Rather than teaching “how to get the answer,” teachers will instead help students access concepts from a number of perspectives, she said.

An example of a test question for sixth-graders is: “Jamal is filling bags with sand. All of the bags are the same size. Each bag must weigh less than 50 pounds. One bag weighs 57 pounds and another sad bag weighs 41 pounds. Explain whether Jamal can pour sand from one bag into the other so that the weight of each bag is less than 50 pounds.”

In language classes, students will switch from nontext dependent answers to text-dependent. For example, after reading “Casey at the Bat,” a nontext-dependent question asks students to describe a time when they failed at something similar to when Casey struck out at bat. In a text-dependent question, students are asked, “What makes Casey’s experiences at bat humorous?”

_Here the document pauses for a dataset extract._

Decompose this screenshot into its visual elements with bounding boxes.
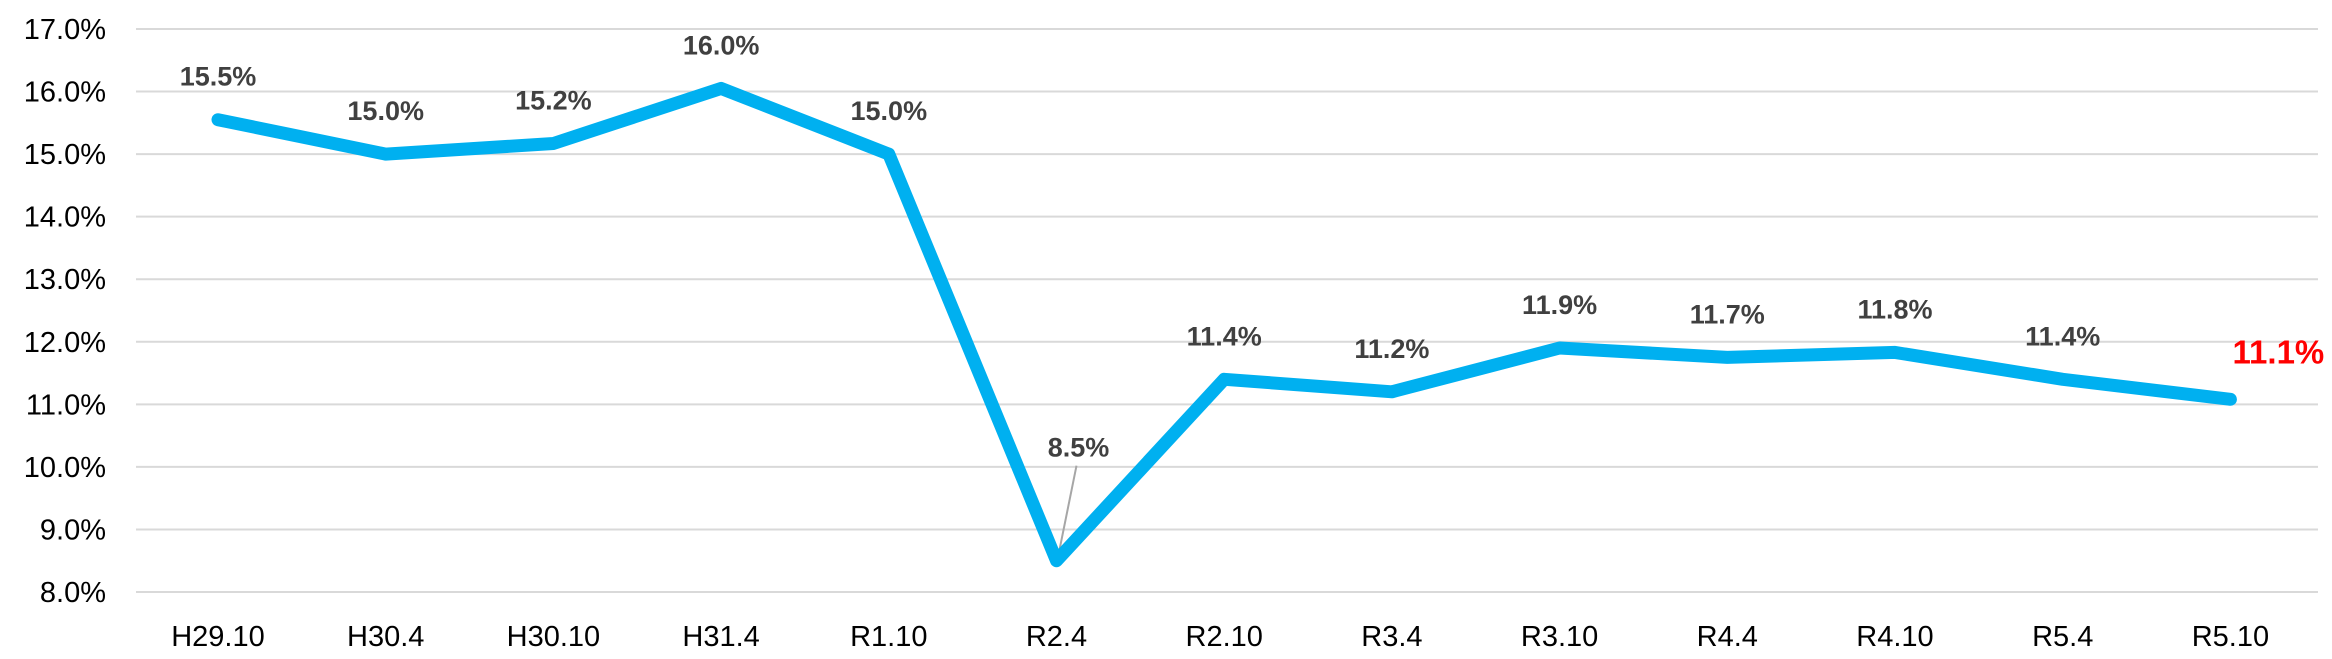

What does all this mean to students at R. Roger Rowe?

Local students are already doing this type of work in language and math.

“In Rancho Santa Fe, students continue to think more deeply about content, interactions regarding complex text, and how they apply mathematical reason and problem-solving to real-life situations,” Delaney said. “The role of research, creativity and communication with digital media will also increase with the new standards.”

She said the hardest year for the school district will probably be next year when the staff is trying to prepare students for the last STAR test and teaching under the new standards.

To help parents better understand the new standards and how they can help their student, Schaub will offer several workshops for them which will be announced.

The Common Core Standards have been currently been adopted by 46 states. Only Alaska, Texas and Virginia have not gotten on board.